Spillover due to Off-axis Illumination

One of the least desirable aspects of the proposed design is the fact that the off axis illumination results in some rearward spillover past the primary mirror. This rearward spillover is likely to terminate at 300 K, at least for part of the antenna elevation range. The maximum distance a feed is located from the telescope axis is about 6 inches which results in crescent shaped spillover past the edge of the primary which extends 180 degrees around the primary and reaches a maximum width of about 5.4 inches. Including the -10.2 db illumination taper, this results in a contribution of up to .65 K to the system noise.
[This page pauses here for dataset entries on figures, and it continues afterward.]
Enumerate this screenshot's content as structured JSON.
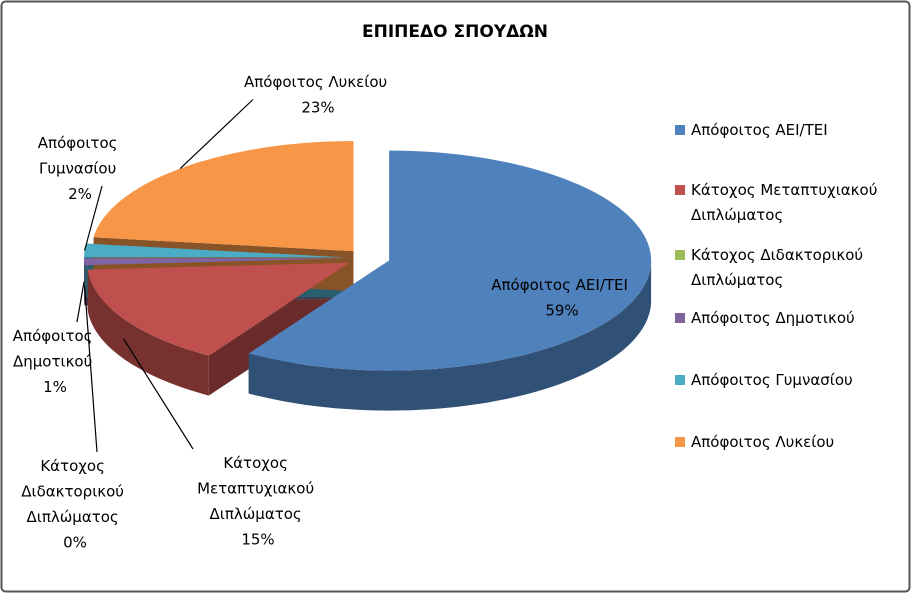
{
  "chart_data": {
    "type": "pie",
    "title": "ΕΠΙΠΕΔΟ ΣΠΟΥΔΩΝ",
    "categories": [
      "Απόφοιτος ΑΕΙ/ΤΕΙ",
      "Κάτοχος Μεταπτυχιακού Διπλώματος",
      "Κάτοχος Διδακτορικού Διπλώματος",
      "Απόφοιτος Δημοτικού",
      "Απόφοιτος Γυμνασίου",
      "Απόφοιτος Λυκείου"
    ],
    "values": [
      59,
      15,
      0,
      1,
      2,
      23
    ],
    "colors": [
      "#4f81bd",
      "#c0504d",
      "#9bbb59",
      "#8064a2",
      "#4bacc6",
      "#f79646"
    ],
    "legend": "right"
  }
}
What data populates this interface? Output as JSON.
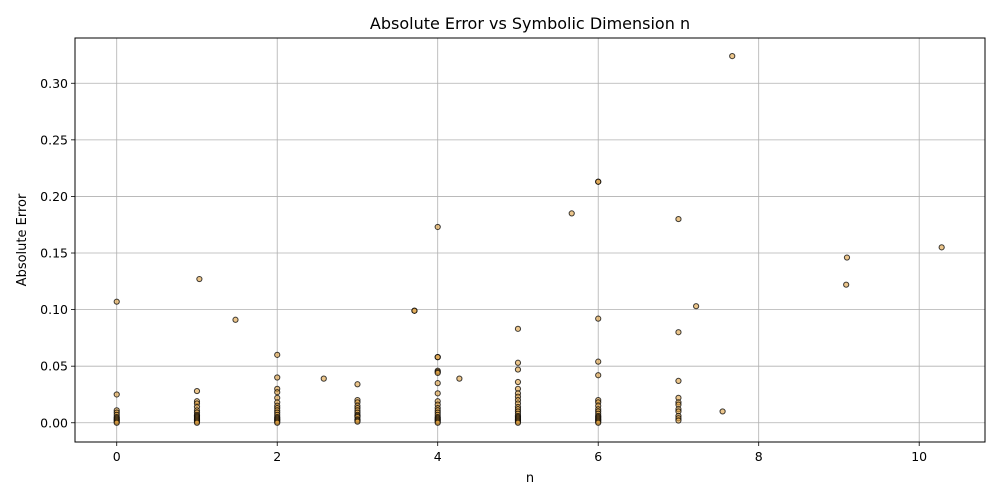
{
  "chart_data": {
    "type": "scatter",
    "title": "Absolute Error vs Symbolic Dimension n",
    "xlabel": "n",
    "ylabel": "Absolute Error",
    "xlim": [
      -0.52,
      10.82
    ],
    "ylim": [
      -0.017,
      0.34
    ],
    "xticks": [
      0,
      2,
      4,
      6,
      8,
      10
    ],
    "yticks": [
      0.0,
      0.05,
      0.1,
      0.15,
      0.2,
      0.25,
      0.3
    ],
    "xtick_labels": [
      "0",
      "2",
      "4",
      "6",
      "8",
      "10"
    ],
    "ytick_labels": [
      "0.00",
      "0.05",
      "0.10",
      "0.15",
      "0.20",
      "0.25",
      "0.30"
    ],
    "grid": true,
    "marker_fill": "#e0a040",
    "marker_edge": "#000000",
    "marker_alpha": 0.6,
    "points": [
      {
        "x": 0,
        "y": 0.107
      },
      {
        "x": 0,
        "y": 0.025
      },
      {
        "x": 0,
        "y": 0.011
      },
      {
        "x": 0,
        "y": 0.009
      },
      {
        "x": 0,
        "y": 0.007
      },
      {
        "x": 0,
        "y": 0.005
      },
      {
        "x": 0,
        "y": 0.004
      },
      {
        "x": 0,
        "y": 0.003
      },
      {
        "x": 0,
        "y": 0.002
      },
      {
        "x": 0,
        "y": 0.001
      },
      {
        "x": 0,
        "y": 0.0
      },
      {
        "x": 1.03,
        "y": 0.127
      },
      {
        "x": 1,
        "y": 0.028
      },
      {
        "x": 1,
        "y": 0.019
      },
      {
        "x": 1,
        "y": 0.017
      },
      {
        "x": 1,
        "y": 0.014
      },
      {
        "x": 1,
        "y": 0.011
      },
      {
        "x": 1,
        "y": 0.009
      },
      {
        "x": 1,
        "y": 0.007
      },
      {
        "x": 1,
        "y": 0.006
      },
      {
        "x": 1,
        "y": 0.005
      },
      {
        "x": 1,
        "y": 0.004
      },
      {
        "x": 1,
        "y": 0.003
      },
      {
        "x": 1,
        "y": 0.002
      },
      {
        "x": 1,
        "y": 0.001
      },
      {
        "x": 1,
        "y": 0.0
      },
      {
        "x": 1.48,
        "y": 0.091
      },
      {
        "x": 2,
        "y": 0.06
      },
      {
        "x": 2,
        "y": 0.04
      },
      {
        "x": 2,
        "y": 0.03
      },
      {
        "x": 2,
        "y": 0.027
      },
      {
        "x": 2,
        "y": 0.022
      },
      {
        "x": 2,
        "y": 0.018
      },
      {
        "x": 2,
        "y": 0.015
      },
      {
        "x": 2,
        "y": 0.013
      },
      {
        "x": 2,
        "y": 0.011
      },
      {
        "x": 2,
        "y": 0.009
      },
      {
        "x": 2,
        "y": 0.007
      },
      {
        "x": 2,
        "y": 0.005
      },
      {
        "x": 2,
        "y": 0.004
      },
      {
        "x": 2,
        "y": 0.003
      },
      {
        "x": 2,
        "y": 0.002
      },
      {
        "x": 2,
        "y": 0.001
      },
      {
        "x": 2,
        "y": 0.0
      },
      {
        "x": 2.58,
        "y": 0.039
      },
      {
        "x": 3,
        "y": 0.034
      },
      {
        "x": 3,
        "y": 0.02
      },
      {
        "x": 3,
        "y": 0.018
      },
      {
        "x": 3,
        "y": 0.015
      },
      {
        "x": 3,
        "y": 0.013
      },
      {
        "x": 3,
        "y": 0.011
      },
      {
        "x": 3,
        "y": 0.009
      },
      {
        "x": 3,
        "y": 0.007
      },
      {
        "x": 3,
        "y": 0.006
      },
      {
        "x": 3,
        "y": 0.005
      },
      {
        "x": 3,
        "y": 0.003
      },
      {
        "x": 3,
        "y": 0.002
      },
      {
        "x": 3,
        "y": 0.001
      },
      {
        "x": 3.71,
        "y": 0.099
      },
      {
        "x": 3.71,
        "y": 0.099
      },
      {
        "x": 4,
        "y": 0.173
      },
      {
        "x": 4,
        "y": 0.058
      },
      {
        "x": 4,
        "y": 0.058
      },
      {
        "x": 4,
        "y": 0.046
      },
      {
        "x": 4,
        "y": 0.045
      },
      {
        "x": 4,
        "y": 0.044
      },
      {
        "x": 4,
        "y": 0.035
      },
      {
        "x": 4,
        "y": 0.026
      },
      {
        "x": 4,
        "y": 0.019
      },
      {
        "x": 4,
        "y": 0.016
      },
      {
        "x": 4,
        "y": 0.013
      },
      {
        "x": 4,
        "y": 0.011
      },
      {
        "x": 4,
        "y": 0.009
      },
      {
        "x": 4,
        "y": 0.007
      },
      {
        "x": 4,
        "y": 0.005
      },
      {
        "x": 4,
        "y": 0.004
      },
      {
        "x": 4,
        "y": 0.003
      },
      {
        "x": 4,
        "y": 0.002
      },
      {
        "x": 4,
        "y": 0.001
      },
      {
        "x": 4,
        "y": 0.0
      },
      {
        "x": 4.27,
        "y": 0.039
      },
      {
        "x": 5,
        "y": 0.083
      },
      {
        "x": 5,
        "y": 0.053
      },
      {
        "x": 5,
        "y": 0.047
      },
      {
        "x": 5,
        "y": 0.036
      },
      {
        "x": 5,
        "y": 0.03
      },
      {
        "x": 5,
        "y": 0.026
      },
      {
        "x": 5,
        "y": 0.023
      },
      {
        "x": 5,
        "y": 0.02
      },
      {
        "x": 5,
        "y": 0.017
      },
      {
        "x": 5,
        "y": 0.014
      },
      {
        "x": 5,
        "y": 0.012
      },
      {
        "x": 5,
        "y": 0.01
      },
      {
        "x": 5,
        "y": 0.008
      },
      {
        "x": 5,
        "y": 0.006
      },
      {
        "x": 5,
        "y": 0.005
      },
      {
        "x": 5,
        "y": 0.004
      },
      {
        "x": 5,
        "y": 0.003
      },
      {
        "x": 5,
        "y": 0.002
      },
      {
        "x": 5,
        "y": 0.001
      },
      {
        "x": 5,
        "y": 0.0
      },
      {
        "x": 5.67,
        "y": 0.185
      },
      {
        "x": 6,
        "y": 0.213
      },
      {
        "x": 6,
        "y": 0.213
      },
      {
        "x": 6,
        "y": 0.092
      },
      {
        "x": 6,
        "y": 0.054
      },
      {
        "x": 6,
        "y": 0.042
      },
      {
        "x": 6,
        "y": 0.02
      },
      {
        "x": 6,
        "y": 0.018
      },
      {
        "x": 6,
        "y": 0.015
      },
      {
        "x": 6,
        "y": 0.012
      },
      {
        "x": 6,
        "y": 0.01
      },
      {
        "x": 6,
        "y": 0.008
      },
      {
        "x": 6,
        "y": 0.006
      },
      {
        "x": 6,
        "y": 0.005
      },
      {
        "x": 6,
        "y": 0.004
      },
      {
        "x": 6,
        "y": 0.003
      },
      {
        "x": 6,
        "y": 0.002
      },
      {
        "x": 6,
        "y": 0.001
      },
      {
        "x": 6,
        "y": 0.0
      },
      {
        "x": 7,
        "y": 0.18
      },
      {
        "x": 7,
        "y": 0.08
      },
      {
        "x": 7,
        "y": 0.037
      },
      {
        "x": 7,
        "y": 0.022
      },
      {
        "x": 7,
        "y": 0.018
      },
      {
        "x": 7,
        "y": 0.016
      },
      {
        "x": 7,
        "y": 0.012
      },
      {
        "x": 7,
        "y": 0.01
      },
      {
        "x": 7,
        "y": 0.006
      },
      {
        "x": 7,
        "y": 0.004
      },
      {
        "x": 7,
        "y": 0.002
      },
      {
        "x": 7.22,
        "y": 0.103
      },
      {
        "x": 7.55,
        "y": 0.01
      },
      {
        "x": 7.67,
        "y": 0.324
      },
      {
        "x": 9.1,
        "y": 0.146
      },
      {
        "x": 9.09,
        "y": 0.122
      },
      {
        "x": 10.28,
        "y": 0.155
      }
    ]
  }
}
For comparison, the likely noise contribution of a single mirror at 100 GHz due to ohmic loss and a small amount of spillover (terminated at 300 K) is about 1 K. The off axis illumination also produces a loss of gain in the forward main beam of about 0.21 %.

One possibility for reducing this noise contribution is to add a skirt around the dish perimeter. This skirt can be added only to the top part of the dish without increasing the minimum close packing distance of antennas. However, it may well reduce the antenna noise contribution at least for some of the (lower frequency) bands with the most sensitive receivers.

Other Devices in the Focal Plane

Because the receivers are actually at the tertiary focus, there is a beam waist region in front of the receiver dewars. This is therefore an excellent place for the calibration optics. One or two temperature regulated loads can be placed here and can be moved in front of each receiver. Accurate location in the focal plane of each receiver is not critical for these. Polarizers to convert the two linear polarizations to circular may also be put here for temporary use.

Dichroic beam splitters for dual band operation may also be located here. In last year's discussion, we noted that from the point of view of sensitivity it may be just as well to observe different bands in turn. The loss in sensitivity due to the time sharing may well be equivalent to the loss in sensitivity associated with the additional optics.

Key Questions

Is it a good idea to divide the receivers between two dewars (up to 8 in the 12 K dewar and up to 14 in the 4 K dewar)? Is 14 receivers per dewar a managable number?

Is it reasonable to expect that HEMT receivers will have comparable sensitivity to SIS receivers up to 130 GHz? Is it foolish to preclude the possibility of using SIS receivers below 130 GHz by not having space in a 4 K dewar?

Is a 0.65 K contribution to system noise due to the off axis receivers a reasonable compromise? Should options to eliminate this contribution, such as a tilting or rotating subreflector, or movable dewars be considered?

  

Figure 1: (top) A possible scheme for placing receivers for 10 frequency bands in 2 dewars: a 12 K dewar for low frequency (30 to 133 GHz) HEMT front ends and a 4 K dewar for SIS (133 to 950 GHz) front ends. (bottom) The optical paths for the 30 - 48 GHz, 132 - 183 GHz, and 787 - 950 GHz bands are shown from the Cassegrain focal plane to the horns. The lowest frequency band uses a pair of mirrors to re-image the telescope aperture at the horn aperture; the higher frequency bands are shown with re-imaging lenses which can also serve as radiation shields.